If you're into chart patterns (I dabble a bit myself), the technical signals look promising. The stock finally pushed through those stubborn resistance levels that were holding it back for ages. Seems like it's found its footing with new support zones too. Volume's picking up with the price – always a good sign in my book!

What Are the Experts Saying?

The folks who crunch numbers for a living seem pretty bullish on this one. Let me break down what I've gathered:

Most analysts are targeting between £6.72 and £6.83 – that's a decent 16-25% upside from where we are now. Not bad at all! One particularly optimistic analyst is even throwing out 900p as a possibility. Wouldn't that be something? An 80% jump would make a lot of people very happy!

There are about nine analysts regularly covering EasyJet, and from what I can tell, most are saying either "Buy" or "Hold." They're expecting earnings of around £0.70 per share next year.

Why so positive? Well, seems like they're buying into the post-pandemic recovery story. Even though growth might be slowing down a bit (which is natural after the initial bounce-back), they're still expecting profits to keep climbing. That makes the current price look pretty reasonable, at least in their eyes.

Where's the Growth Coming From?

Holiday Packages – Who Knew?

I've gotta say, I was surprised when I learned how well EasyJet's holiday division is doing! This part of their business has really taken off – up 36% to £247 million in recent results. That's pretty impressive! They're expecting 25% more holiday customers next year too.

What's cool about this approach is that packaging holidays brings in way better margins than just flying people around.
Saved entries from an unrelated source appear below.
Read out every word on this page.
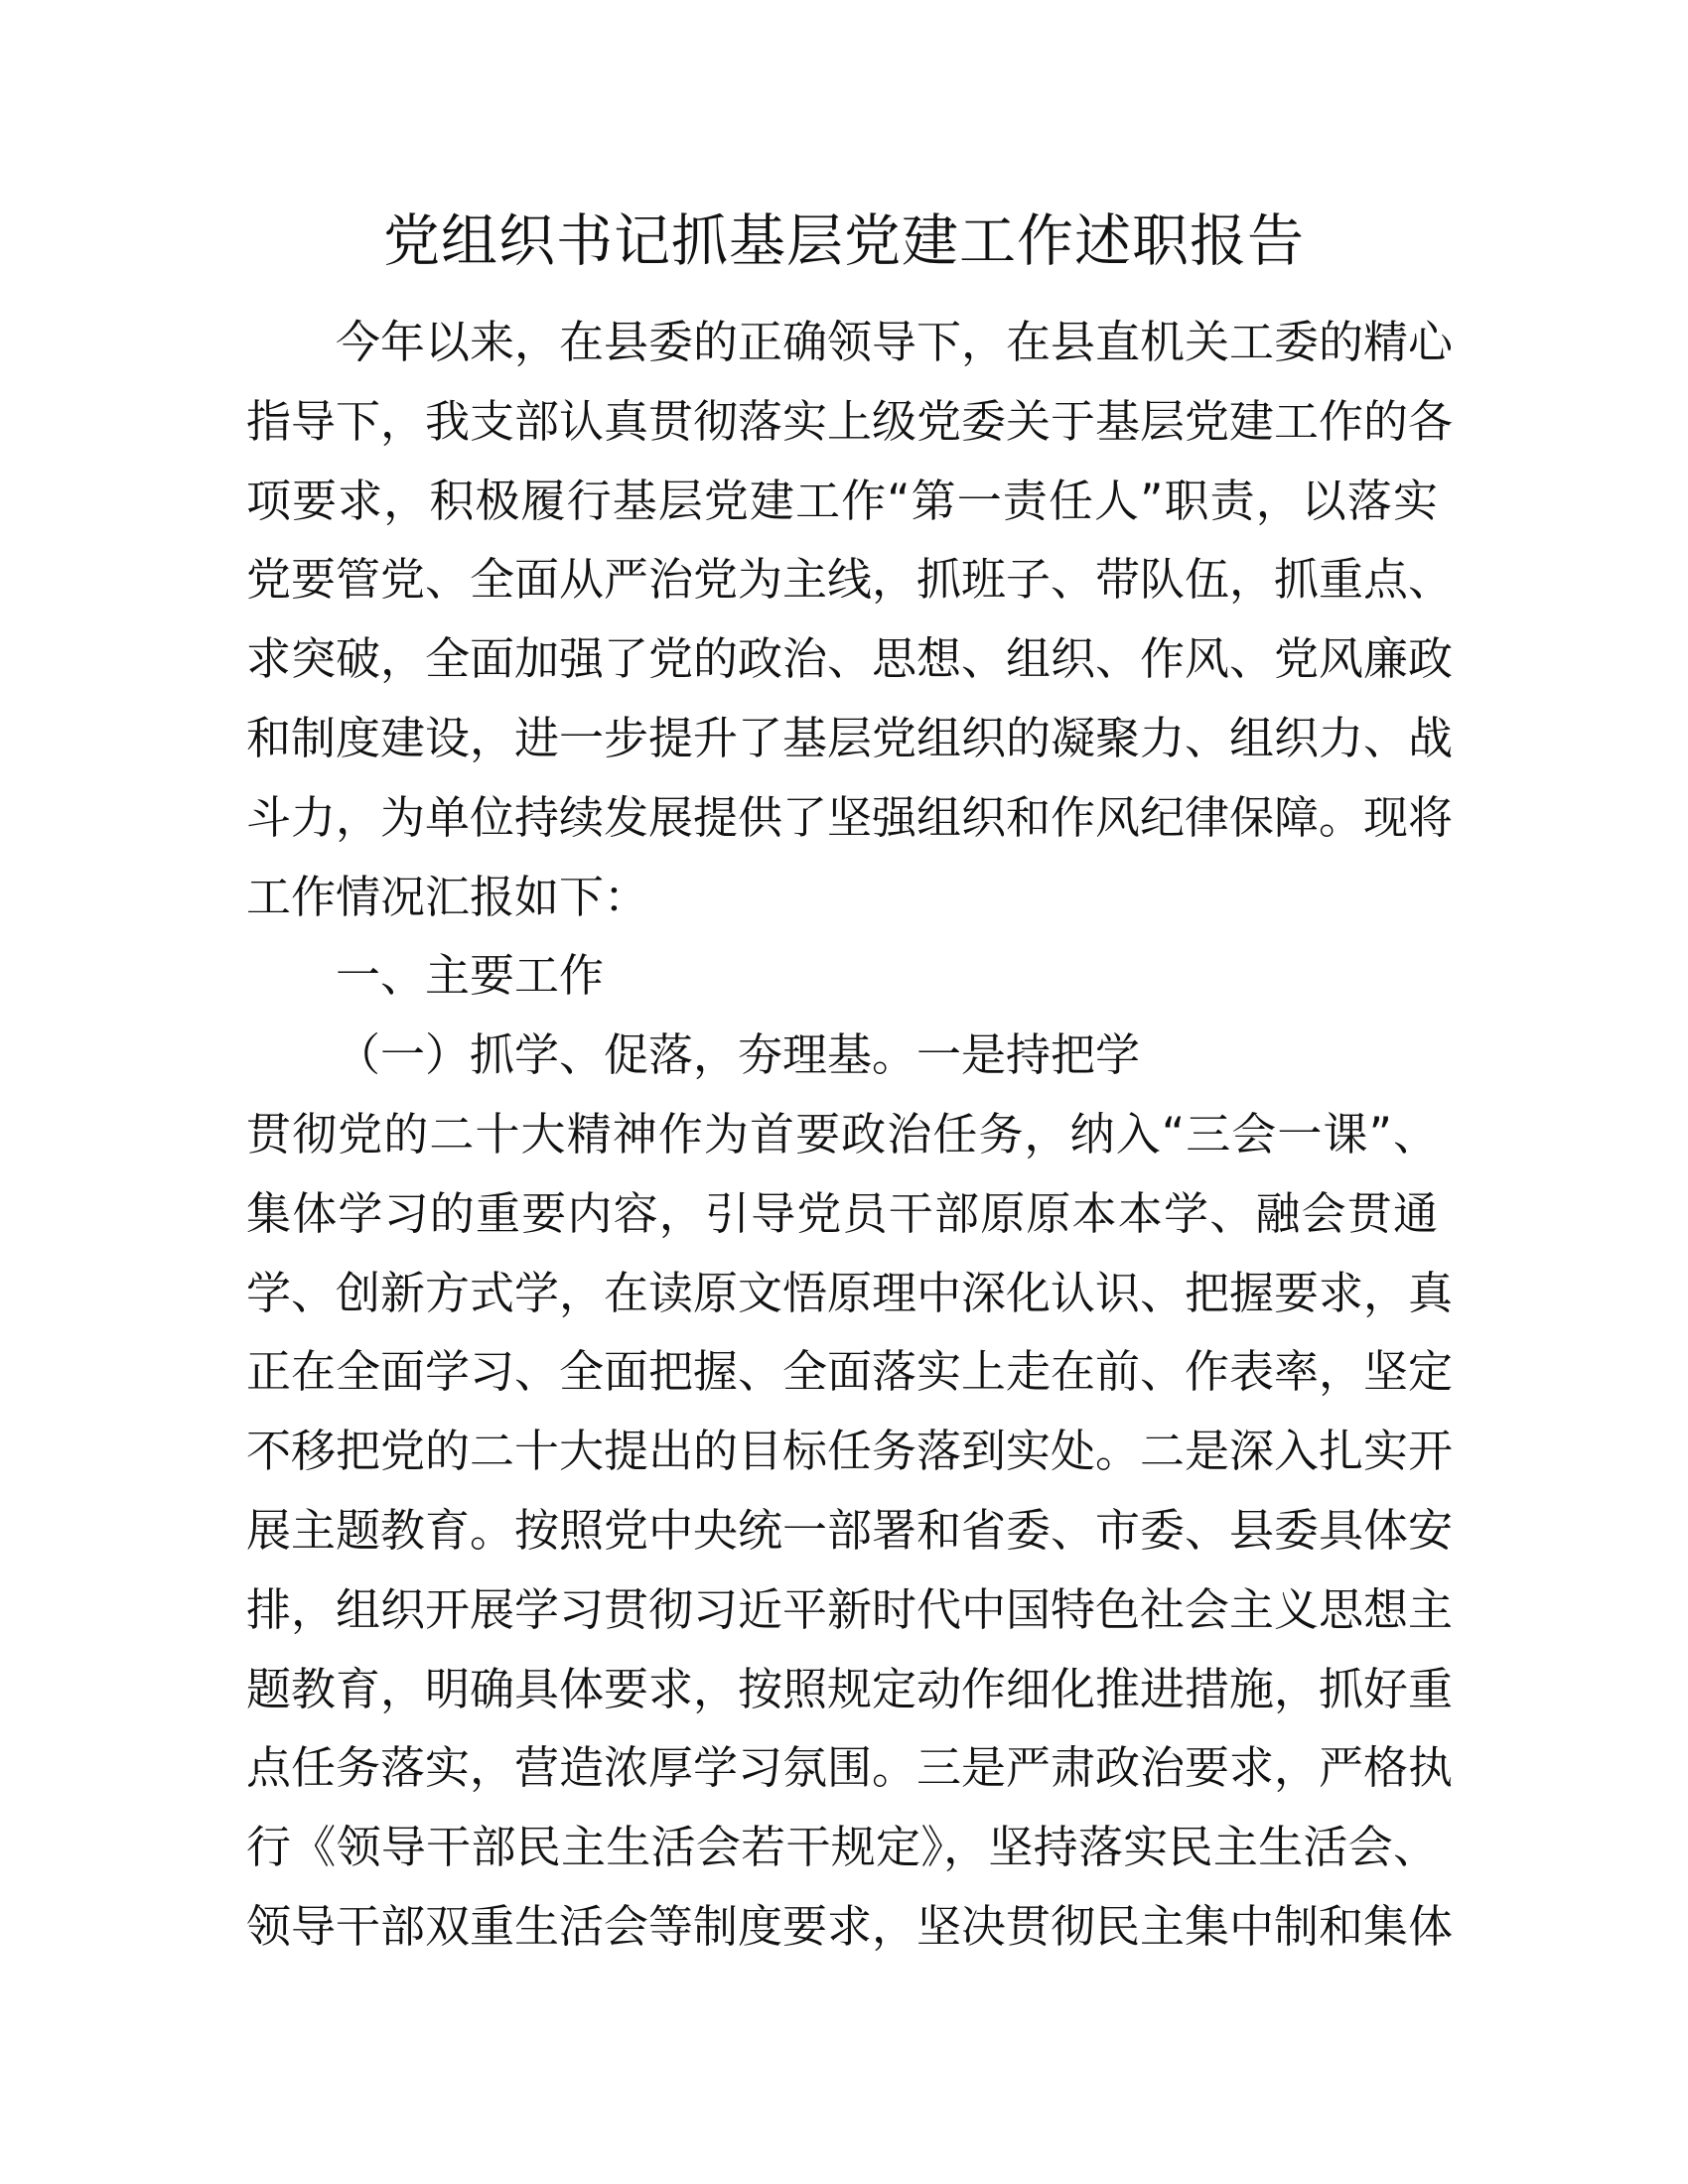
党组织书记抓基层党建工作述职报告
今年以来，在县委的正确领导下，在县直机关工委的精心
指导下，我支部认真贯彻落实上级党委关于基层党建工作的各
项要求，积极履行基层党建工作“第一责任人”职责，以落实
党要管党、全面从严治党为主线，抓班子、带队伍，抓重点、
求突破，全面加强了党的政治、思想、组织、作风、党风廉政
和制度建设，进一步提升了基层党组织的凝聚力、组织力、战
斗力，为单位持续发展提供了坚强组织和作风纪律保障。现将
工作情况汇报如下：
一、主要工作
（一）抓学、促落，夯理基。一是持把学
贯彻党的二十大精神作为首要政治任务，纳入“三会一课”、
集体学习的重要内容，引导党员干部原原本本学、融会贯通
学、创新方式学，在读原文悟原理中深化认识、把握要求，真
正在全面学习、全面把握、全面落实上走在前、作表率，坚定
不移把党的二十大提出的目标任务落到实处。二是深入扎实开
展主题教育。按照党中央统一部署和省委、市委、县委具体安
排，组织开展学习贯彻习近平新时代中国特色社会主义思想主
题教育，明确具体要求，按照规定动作细化推进措施，抓好重
点任务落实，营造浓厚学习氛围。三是严肃政治要求，严格执
行《领导干部民主生活会若干规定》，坚持落实民主生活会、
领导干部双重生活会等制度要求，坚决贯彻民主集中制和集体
Think about it – when you book a whole vacation instead of just a flight, you're spending more and EasyJet gets a bigger piece of the pie. This segment kicked in £43 million in pre-tax profits, up 39% from last year. Not too shabby!

I love how management is leaning into this. Instead of just competing on cheap flights, they're going after folks who want the whole vacation sorted in one go. Smart move, if you ask me – really sets them apart from your basic budget airlines.

Playing the Route Game

Have you noticed how they're adding more flights to sunny getaways? They've been beefing up routes to North Africa and the Canary Islands. Makes total sense – these longer leisure routes bring in more cash than quick hops around Europe. Who doesn't want to escape to somewhere warm?
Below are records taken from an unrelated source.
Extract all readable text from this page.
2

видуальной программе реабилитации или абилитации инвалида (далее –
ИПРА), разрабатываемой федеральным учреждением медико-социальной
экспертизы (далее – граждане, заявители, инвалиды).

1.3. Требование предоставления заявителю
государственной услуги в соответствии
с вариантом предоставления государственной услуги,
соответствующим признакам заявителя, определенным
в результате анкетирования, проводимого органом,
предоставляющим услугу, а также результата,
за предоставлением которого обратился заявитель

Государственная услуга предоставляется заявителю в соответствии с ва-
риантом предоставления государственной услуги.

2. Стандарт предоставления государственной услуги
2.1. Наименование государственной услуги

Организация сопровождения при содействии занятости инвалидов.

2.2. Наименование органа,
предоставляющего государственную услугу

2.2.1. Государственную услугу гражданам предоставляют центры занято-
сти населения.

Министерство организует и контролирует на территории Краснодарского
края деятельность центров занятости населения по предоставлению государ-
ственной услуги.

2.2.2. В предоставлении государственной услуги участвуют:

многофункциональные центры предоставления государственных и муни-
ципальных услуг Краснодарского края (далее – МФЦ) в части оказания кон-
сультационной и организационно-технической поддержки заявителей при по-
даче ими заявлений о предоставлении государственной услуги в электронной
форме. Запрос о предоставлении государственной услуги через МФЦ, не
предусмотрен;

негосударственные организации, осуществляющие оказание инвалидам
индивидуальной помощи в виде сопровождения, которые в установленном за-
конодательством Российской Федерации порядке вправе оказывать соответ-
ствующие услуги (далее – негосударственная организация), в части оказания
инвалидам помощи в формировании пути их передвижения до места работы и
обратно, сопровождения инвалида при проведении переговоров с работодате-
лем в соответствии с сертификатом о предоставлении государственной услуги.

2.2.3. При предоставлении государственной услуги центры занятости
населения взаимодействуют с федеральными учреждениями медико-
For next year, they're planning to offer around 103 million seats – roughly 3% more than now. Seems like they're trying to grow, but not so fast that they hurt their bottom line. It's that tricky balance, right?
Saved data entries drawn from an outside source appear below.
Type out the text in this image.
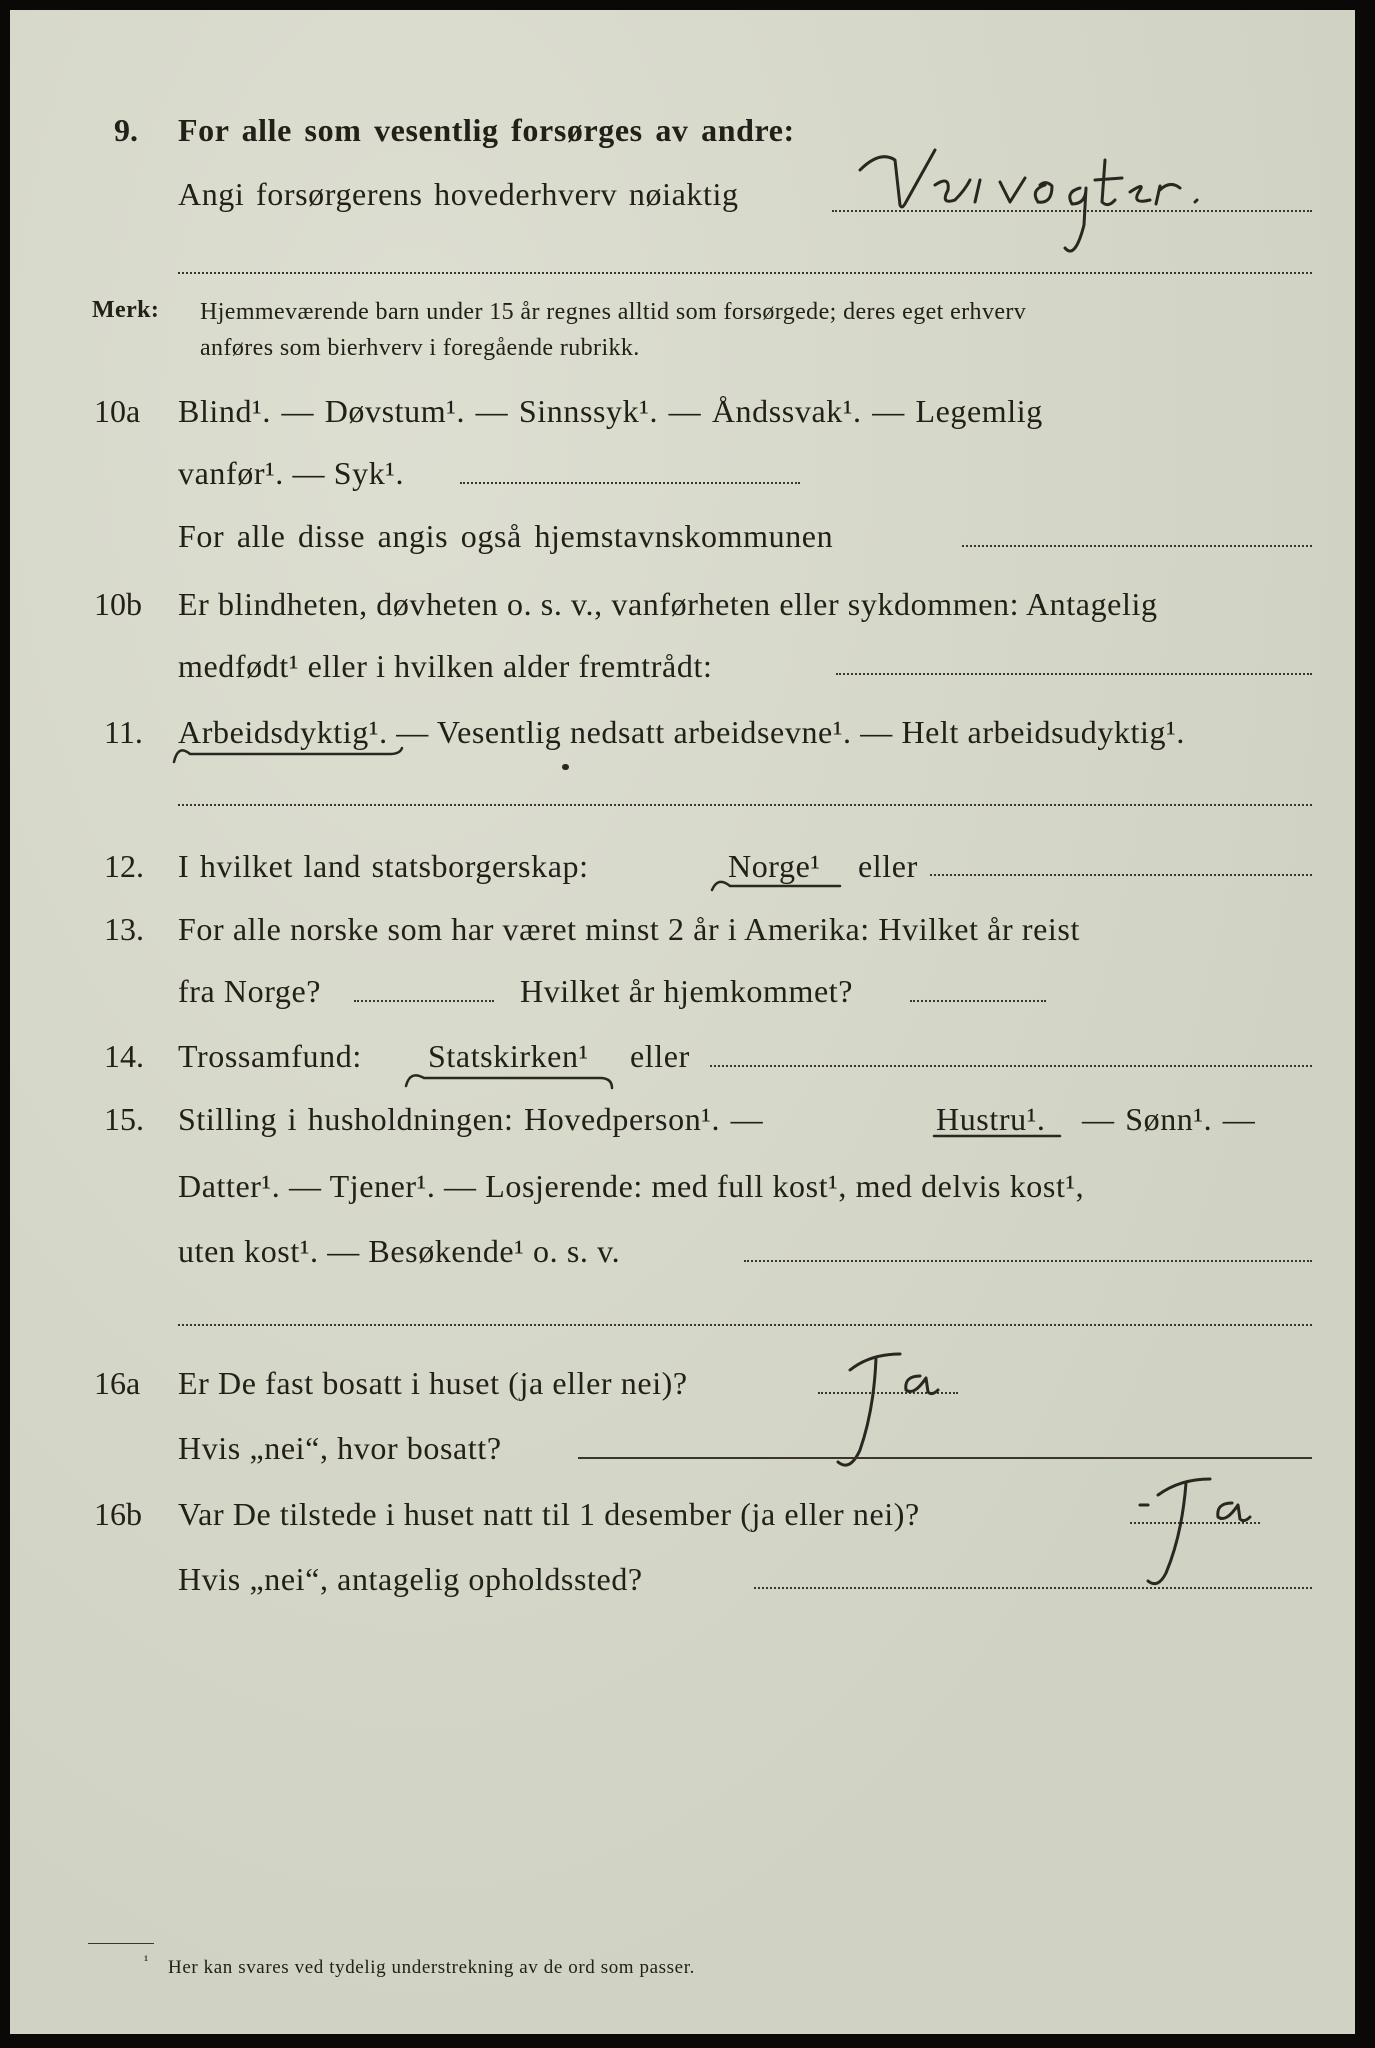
9. For alle som vesentlig forsørges av andre:
Angi forsørgerens hovederhverv nøiaktig
Merk: Hjemmeværende barn under 15 år regnes alltid som forsørgede; deres eget erhverv
anføres som bierhverv i foregående rubrikk.
10a Blind¹. — Døvstum¹. — Sinnssyk¹. — Åndssvak¹. — Legemlig
vanfør¹. — Syk¹.
For alle disse angis også hjemstavnskommunen
10b Er blindheten, døvheten o. s. v., vanførheten eller sykdommen: Antagelig
medfødt¹ eller i hvilken alder fremtrådt:
11. Arbeidsdyktig¹. — Vesentlig nedsatt arbeidsevne¹. — Helt arbeidsudyktig¹.
12. I hvilket land statsborgerskap:	Norge¹ eller
13. For alle norske som har været minst 2 år i Amerika: Hvilket år reist
fra Norge?	Hvilket år hjemkommet?
14. Trossamfund: Statskirken¹ eller
15. Stilling i husholdningen: Hovedperson¹. —	Hustru¹. — Sønn¹. —
Datter¹. — Tjener¹. — Losjerende: med full kost¹, med delvis kost¹,
uten kost¹. — Besøkende¹ o. s. v.
16a Er De fast bosatt i huset (ja eller nei)?
Hvis „nei“, hvor bosatt?
16b Var De tilstede i huset natt til 1 desember (ja eller nei)?
Hvis „nei“, antagelig opholdssted?
¹ Her kan svares ved tydelig understrekning av de ord som passer.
One advantage they've got is their prime real estate at major airports. Gatwick is still their biggest hub, which gives them a leg up on some competitors. Let's face it – nobody wants to fly from some random airfield an hour outside the city! Having those slots at main airports is a big deal for attracting customers.

What Could Go Wrong? (Because Something Always Does!)

Look, I'm not trying to be a downer, but there are definitely some things that could throw a wrench in the works:

Day-to-day Headaches:

  • Fuel prices are all over the place – remember when oil went crazy last year? That can eat into profits fast.

  • Boeing and Airbus are still struggling to deliver planes on time. Hard to grow when you can't get new aircraft!

  • And don't get me started on weather disruptions – one bad storm and your whole schedule is shot.

Bigger Picture Stuff:

  • The European economy is... well, complicated right now. Not exactly booming everywhere.

  • People's spending habits keep changing. Are they still prioritizing travel over other things? Who knows!

  • Business travel isn't bouncing back as quickly as leisure – and those business tickets usually bring in more money.

Wild Card Factors:

  • Geopolitical stuff is always lurking. Remember how quickly routes had to change when that conflict flared up?

  • The Middle East situation affects certain destinations pretty directly.

  • And regulations seem to change every five minutes – especially around environmental requirements.

To be fair, EasyJet has weathered storms before (literally and figuratively). They've shown they can adapt when they need to. But still – worth keeping these risks in mind if you're thinking about investing.